A general suspicion attributed these pamphlets to Everett. He was brought before the conference and questioned about them, but declined to give any answer. After further inquiry and discussion he was formally expelled.

==Free Church==
Everett then took the lead in agitation against the conference, which shook the entire Wesleyan community and resulted in the loss of over 200,000 members and adherents. Some of the seceders, the Methodist Reformers, joined others who had previously left the "old body" and formed a new body, the United Methodist Free Churches. This was in 1857, and Everett was elected its first president when it met at Rochdale in July of that year.

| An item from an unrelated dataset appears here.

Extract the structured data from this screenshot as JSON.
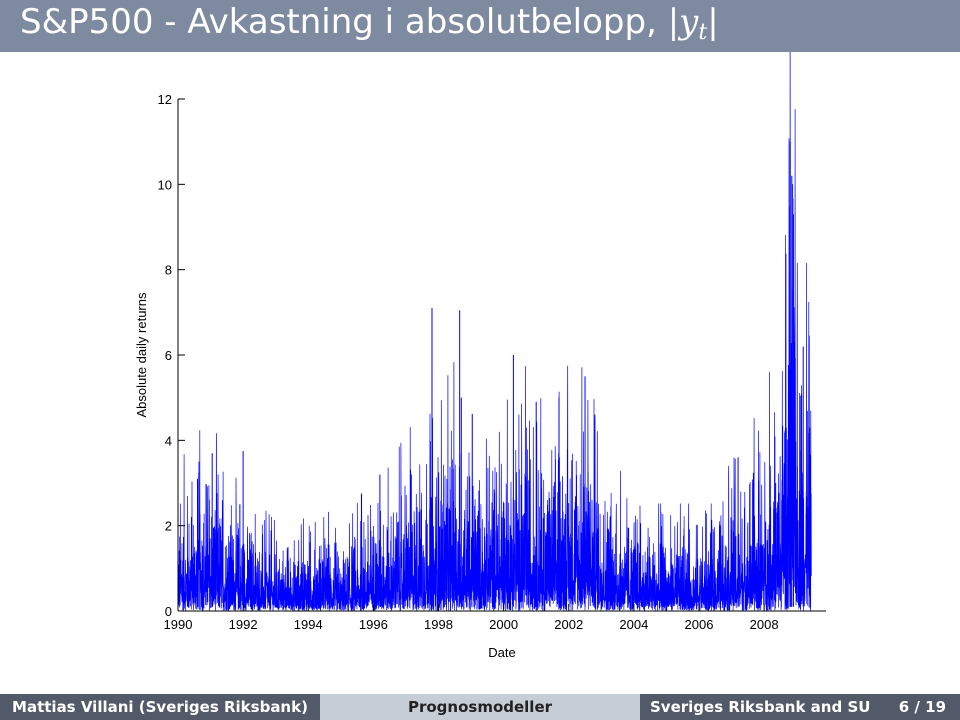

To the end of his life Everett remained a minister of this community, filling their pulpits as health and opportunity permitted. He lived for some years in Newcastle and finally in Sunderland. He wrote many articles for magazines and printed a few poems. In July 1865 his wife died, leaving no children. Everett had formed a large collection of Methodist literature, both printed and in manuscript. These he disposed of to the Rev. Luke Tyerman, biographer of Wesley. His library was bought after his death for the theological institute of the United Methodist Free Churches. He died at Sunderland on 10 May 1872.

==Works==
- History of Methodism in Sheffield and its vicinity, vol. 1, 1823
- History of Methodism in Manchester and its vicinity, pt. 1, 1827
- The Village Blacksmith: Memoirs of S. Hick, 1831
- Edwin, or Northumbria's Royal Fugitive Restored, a metrical tale of Saxon times, 1831
- The Polemic Divine: Memoirs of Rev. D. Isaac, 1839
- Memoirs of William Dawson, 1842
- Correspondence of William Dawson, 1842
- Adam Clarke Portrayed, 3 vols, 1843–1849
- The Wallsend Miner: Life of W. Crister, 2nd ed., 1851
- The Camp and the Sanctuary, 1859
- Gatherings from the Pit Heaps, or the Allens of Shiney Row, 1861
- The Midshipman and the Minister: Sketch of the Rev. A. A. Rees, circa 1861. Everett was co-editor with John Holland of Memoirs of the Life and Writings of James Montgomery, 7 vols. 1854–6.